What the "retirement tsunami" pundits are apparently not smart enough to realize is this: The federal workforce (especially DoD) appears to be "older" than it really is. Yes....the number of employees over age 50 has increased dramatically, but many, many of those people are not career civilians. They retire after 20, 25, 30 years of military service and step into GS-14/15 and SES positions and they have NO INTENTION of retiring any time soon. Why should they? The majority of them got hired into "management" positions....so all they do is go to meetings all day (well....and the gym, and Starbucks, and lunch........) and take home salaries at (or exceeding, if they were hired under NSPS) the very top of the pay cap! So you are absolutely right....this tsunami hasn't - and isn't - going to happen. What would be an interesting article, would be for one of these folks to do the research into the average age and the average length of CIVIL service comprising the "aging workforce".

NCGran • 7 years ago

The Congress believes you should work until age 70 to collect Social Security, so if you go at 60 you WILL need a job and healthcare until you can collect Social Security and go on Medicare. It's the same in the Private Sector. AARP has ing supported a 4-legged stool for retirement and many have worked hard for it. You will need Personal Savings, Pension, Social Security and a 401K. One will NOT survive inflation in old age on a fixed income with less. I think the "double-dipping has to be revisited and for Higher GS levels it should NOT be allowed (GS12 and above) especially if they are hired off a minted Colege degree that is more than 7 years old. The Private sector has already moved in this direction. If your degree is more than 7years old, you need to go back to get another degree,especially in higher paying technology jobs.

julianna1 • 7 years ago

I'm leaving at 62 with 17 yrs in. My DH carries our FEHB. He retired CSRS in 2012. He has TSP, I have TSP. I'm lower on the food chain and tapped out at step 10 last year. I'm done in 3.3 yrs. Our house will be paid off the month I retire.

julianna1 • 7 years ago

Back in the day, retired veterans and veterans returning to government work went right into the refit of aircraft, ships, subs, gov fleet mechanic logistics/supply or facilities maintenance. Basically, the same job they did when they were active duty, what they were trained to do. But no, they don't want WG jobs, because...hmmm...yeah, you have to "work". They want to be a manager or an engineer and have absolutely no clue how to do it. I have seen retired military become supervisors and they think they can order civilians to do "anything". Uh, no, that doesn't work.

lvmra • 7 years ago

Yes they usually had to have their hands slapped a couple of times then they seemed to mellow out and some do good and some do not.

an American • 7 years ago

Agreed. The average age of Federal employees is high and the number of eligible Federal employees is huge, but the number who actually retire is much smaller. At some point, these people will have to retire.

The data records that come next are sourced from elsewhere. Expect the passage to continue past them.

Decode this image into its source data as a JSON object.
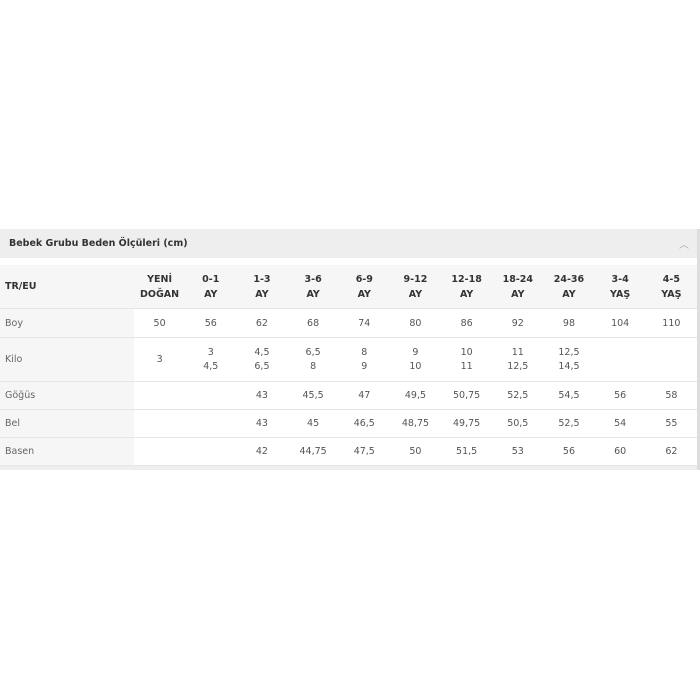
{
  "title": "Bebek Grubu Beden Ölçüleri (cm)",
  "collapse_icon": "chevron-up-icon",
  "table": {
    "corner": "TR/EU",
    "columns": [
      [
        "YENİ",
        "DOĞAN"
      ],
      [
        "0-1",
        "AY"
      ],
      [
        "1-3",
        "AY"
      ],
      [
        "3-6",
        "AY"
      ],
      [
        "6-9",
        "AY"
      ],
      [
        "9-12",
        "AY"
      ],
      [
        "12-18",
        "AY"
      ],
      [
        "18-24",
        "AY"
      ],
      [
        "24-36",
        "AY"
      ],
      [
        "3-4",
        "YAŞ"
      ],
      [
        "4-5",
        "YAŞ"
      ]
    ],
    "rows": [
      {
        "label": "Boy",
        "cells": [
          [
            "50"
          ],
          [
            "56"
          ],
          [
            "62"
          ],
          [
            "68"
          ],
          [
            "74"
          ],
          [
            "80"
          ],
          [
            "86"
          ],
          [
            "92"
          ],
          [
            "98"
          ],
          [
            "104"
          ],
          [
            "110"
          ]
        ]
      },
      {
        "label": "Kilo",
        "cells": [
          [
            "3"
          ],
          [
            "3",
            "4,5"
          ],
          [
            "4,5",
            "6,5"
          ],
          [
            "6,5",
            "8"
          ],
          [
            "8",
            "9"
          ],
          [
            "9",
            "10"
          ],
          [
            "10",
            "11"
          ],
          [
            "11",
            "12,5"
          ],
          [
            "12,5",
            "14,5"
          ],
          [],
          []
        ]
      },
      {
        "label": "Göğüs",
        "cells": [
          [],
          [],
          [
            "43"
          ],
          [
            "45,5"
          ],
          [
            "47"
          ],
          [
            "49,5"
          ],
          [
            "50,75"
          ],
          [
            "52,5"
          ],
          [
            "54,5"
          ],
          [
            "56"
          ],
          [
            "58"
          ]
        ]
      },
      {
        "label": "Bel",
        "cells": [
          [],
          [],
          [
            "43"
          ],
          [
            "45"
          ],
          [
            "46,5"
          ],
          [
            "48,75"
          ],
          [
            "49,75"
          ],
          [
            "50,5"
          ],
          [
            "52,5"
          ],
          [
            "54"
          ],
          [
            "55"
          ]
        ]
      },
      {
        "label": "Basen",
        "cells": [
          [],
          [],
          [
            "42"
          ],
          [
            "44,75"
          ],
          [
            "47,5"
          ],
          [
            "50"
          ],
          [
            "51,5"
          ],
          [
            "53"
          ],
          [
            "56"
          ],
          [
            "60"
          ],
          [
            "62"
          ]
        ]
      }
    ]
  }
}
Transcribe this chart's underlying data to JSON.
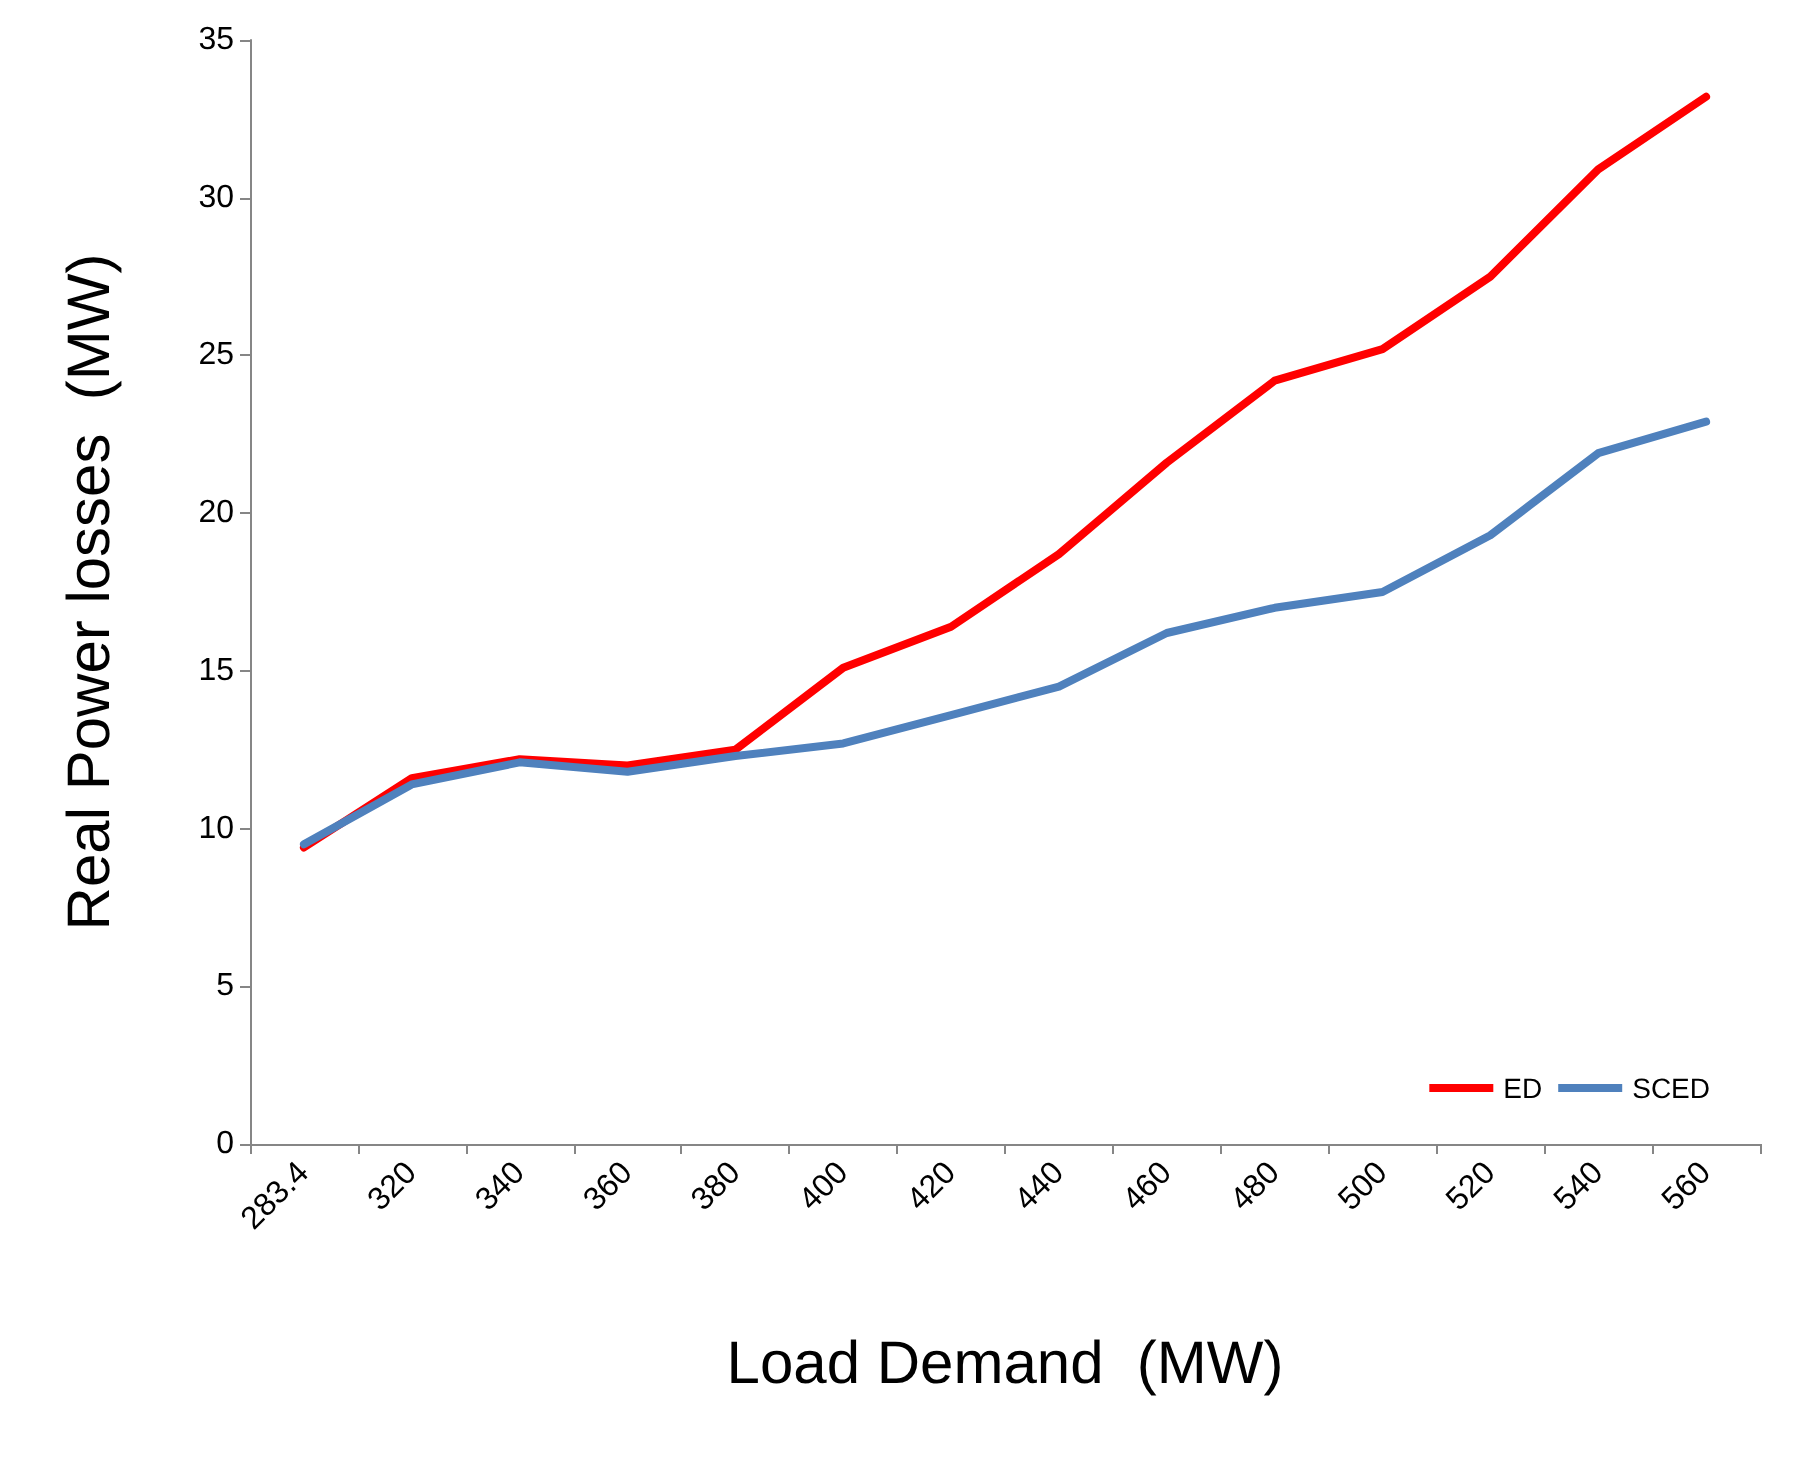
{
  "chart_data": {
    "type": "line",
    "xlabel": "Load Demand  (MW)",
    "ylabel": "Real Power losses  (MW)",
    "categories": [
      "283.4",
      "320",
      "340",
      "360",
      "380",
      "400",
      "420",
      "440",
      "460",
      "480",
      "500",
      "520",
      "540",
      "560"
    ],
    "series": [
      {
        "name": "ED",
        "color": "#ff0000",
        "values": [
          9.4,
          11.6,
          12.2,
          12.0,
          12.5,
          15.1,
          16.4,
          18.7,
          21.6,
          24.2,
          25.2,
          27.5,
          30.9,
          33.2
        ]
      },
      {
        "name": "SCED",
        "color": "#4f81bd",
        "values": [
          9.5,
          11.4,
          12.1,
          11.8,
          12.3,
          12.7,
          13.6,
          14.5,
          16.2,
          17.0,
          17.5,
          19.3,
          21.9,
          22.9
        ]
      }
    ],
    "ylim": [
      0,
      35
    ],
    "yticks": [
      0,
      5,
      10,
      15,
      20,
      25,
      30,
      35
    ],
    "grid": false,
    "legend": "bottom right",
    "marker": "none",
    "line_style": "solid"
  }
}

SleepyTucker • 7 years ago

"It isn’t just one party either. A bipartisan majority voted to pass the “Stop Playing on Citizen’s Cash Act” to restrict conference spending."

The sponsor was a Republican. All the co-sponsors were Republicans. Hence, this was a REPUBLICAN BILL. I'm pretty sure that means the Republicans chose the title for the bill. The rules were suspended and the bill passed by voice vote of those present. It's a stretch to consider this bill BIPARTISAN if you read the record.

TheSpy • 7 years ago

....As one who never gets to go anywhere on taxpayer dime, im thrilled.

SleepyTucker • 7 years ago

A few 10 or 20 hour flights later....

Retiredandforgotten • 7 years ago

While you are busy defending the Democrats, did you notice which recent President froze salaries for two consecutive years with Executive Orders? Hint...initials are BO.

Stellasasha • 7 years ago

BO was too busy playing golf and spending close to 100 M on vacations, with Uncle Sam paying his daughters as "Consultants". It's true. Look it up.